Shakira, Maná y Belinda marcaron una apertura mundialista cargada de cultura pop

Imagen: depor
La ceremonia inaugural del Mundial se robó parte de la atención antes del México-Sudáfrica con Shakira, Maná, Belinda y Los Ángeles Azules en el centro de la conversación. Entre música, guiños pop y la fiebre por las Labubus, el espectáculo dejó claro que hoy el fútbol también se juega fuera de la cancha.
La ceremonia inaugural del Mundial llegó con un mensaje evidente: el torneo ya no se vende solo con fútbol, sino con una puesta en escena capaz de capturar audiencias antes incluso del primer silbatazo. Según informó depor, el evento ocurrió más de una hora antes del inicio del cruce entre México y Sudáfrica, y dejó una sucesión de momentos pensados para amplificar el impacto mediático.
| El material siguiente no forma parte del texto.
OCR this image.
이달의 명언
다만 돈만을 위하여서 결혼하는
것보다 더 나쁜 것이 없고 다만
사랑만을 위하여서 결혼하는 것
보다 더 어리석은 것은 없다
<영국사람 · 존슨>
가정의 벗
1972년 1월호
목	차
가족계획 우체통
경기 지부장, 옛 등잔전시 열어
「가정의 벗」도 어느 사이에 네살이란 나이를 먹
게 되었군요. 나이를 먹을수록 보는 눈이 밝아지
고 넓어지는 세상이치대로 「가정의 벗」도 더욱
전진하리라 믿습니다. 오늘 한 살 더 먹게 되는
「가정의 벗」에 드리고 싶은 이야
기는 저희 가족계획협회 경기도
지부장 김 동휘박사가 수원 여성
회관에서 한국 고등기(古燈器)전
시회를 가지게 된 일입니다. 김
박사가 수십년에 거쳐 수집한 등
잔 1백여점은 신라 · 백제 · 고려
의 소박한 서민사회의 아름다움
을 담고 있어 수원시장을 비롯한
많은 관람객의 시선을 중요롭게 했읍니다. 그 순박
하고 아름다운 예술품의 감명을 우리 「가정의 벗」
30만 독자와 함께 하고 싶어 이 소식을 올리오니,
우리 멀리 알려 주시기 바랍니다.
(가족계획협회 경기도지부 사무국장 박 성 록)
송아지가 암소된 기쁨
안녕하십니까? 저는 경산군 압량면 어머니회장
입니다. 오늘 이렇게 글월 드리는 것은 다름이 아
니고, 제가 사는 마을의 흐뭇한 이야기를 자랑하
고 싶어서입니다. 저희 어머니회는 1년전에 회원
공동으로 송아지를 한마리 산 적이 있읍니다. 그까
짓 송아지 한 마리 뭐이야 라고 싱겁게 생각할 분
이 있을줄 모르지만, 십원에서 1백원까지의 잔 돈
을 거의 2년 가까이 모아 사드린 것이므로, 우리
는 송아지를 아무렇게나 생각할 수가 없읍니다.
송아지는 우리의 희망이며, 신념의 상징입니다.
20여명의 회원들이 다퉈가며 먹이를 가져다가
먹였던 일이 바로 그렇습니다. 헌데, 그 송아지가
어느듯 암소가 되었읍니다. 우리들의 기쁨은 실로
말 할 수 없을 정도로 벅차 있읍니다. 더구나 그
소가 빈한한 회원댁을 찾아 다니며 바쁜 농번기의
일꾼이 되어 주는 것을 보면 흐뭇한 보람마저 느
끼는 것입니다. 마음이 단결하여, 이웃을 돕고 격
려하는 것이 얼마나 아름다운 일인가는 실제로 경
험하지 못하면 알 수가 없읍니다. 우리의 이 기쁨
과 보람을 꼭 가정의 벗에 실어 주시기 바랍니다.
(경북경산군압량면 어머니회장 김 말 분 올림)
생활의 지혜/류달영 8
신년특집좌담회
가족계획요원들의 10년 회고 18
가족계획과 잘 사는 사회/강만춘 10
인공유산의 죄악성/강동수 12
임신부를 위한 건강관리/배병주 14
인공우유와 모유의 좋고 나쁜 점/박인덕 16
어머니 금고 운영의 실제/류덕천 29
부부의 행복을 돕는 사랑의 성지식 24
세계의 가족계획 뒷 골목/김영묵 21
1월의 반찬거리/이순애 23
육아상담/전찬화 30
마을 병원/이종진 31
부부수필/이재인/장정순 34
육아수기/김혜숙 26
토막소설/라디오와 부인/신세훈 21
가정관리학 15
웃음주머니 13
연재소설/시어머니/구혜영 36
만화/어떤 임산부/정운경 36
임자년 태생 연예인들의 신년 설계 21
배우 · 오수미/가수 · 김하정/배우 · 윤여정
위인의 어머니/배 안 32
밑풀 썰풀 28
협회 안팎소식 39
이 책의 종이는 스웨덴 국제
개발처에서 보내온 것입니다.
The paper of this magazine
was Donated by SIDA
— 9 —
Shakira volvió a ocupar un lugar protagónico en el imaginario de este tipo de espectáculos, mientras que Maná y Belinda se sumaron al grupo de nombres que ayudaron a convertir la apertura en un show con sello latino.
Más allá del calendario, el dato relevante es cómo se armó la conversación alrededor de la ceremonia: no solo por los artistas en escena, sino por lo que representan para públicos distintos. Shakira sigue siendo una figura que cruza fronteras y generaciones; Maná funciona como un referente inmediato para la audiencia mexicana y latina en Estados Unidos; y Belinda aporta ese puente entre cultura pop, nostalgia y consumo masivo que tanto buscan los organizadores de grandes eventos. En paralelo, también se coló la fiebre por las Labubus, esos muñecos que se han vuelto objeto de deseo y de intercambio entre fanáticos, al punto de generar una pequeña “pelea” simbólica por su presencia dentro del universo del espectáculo.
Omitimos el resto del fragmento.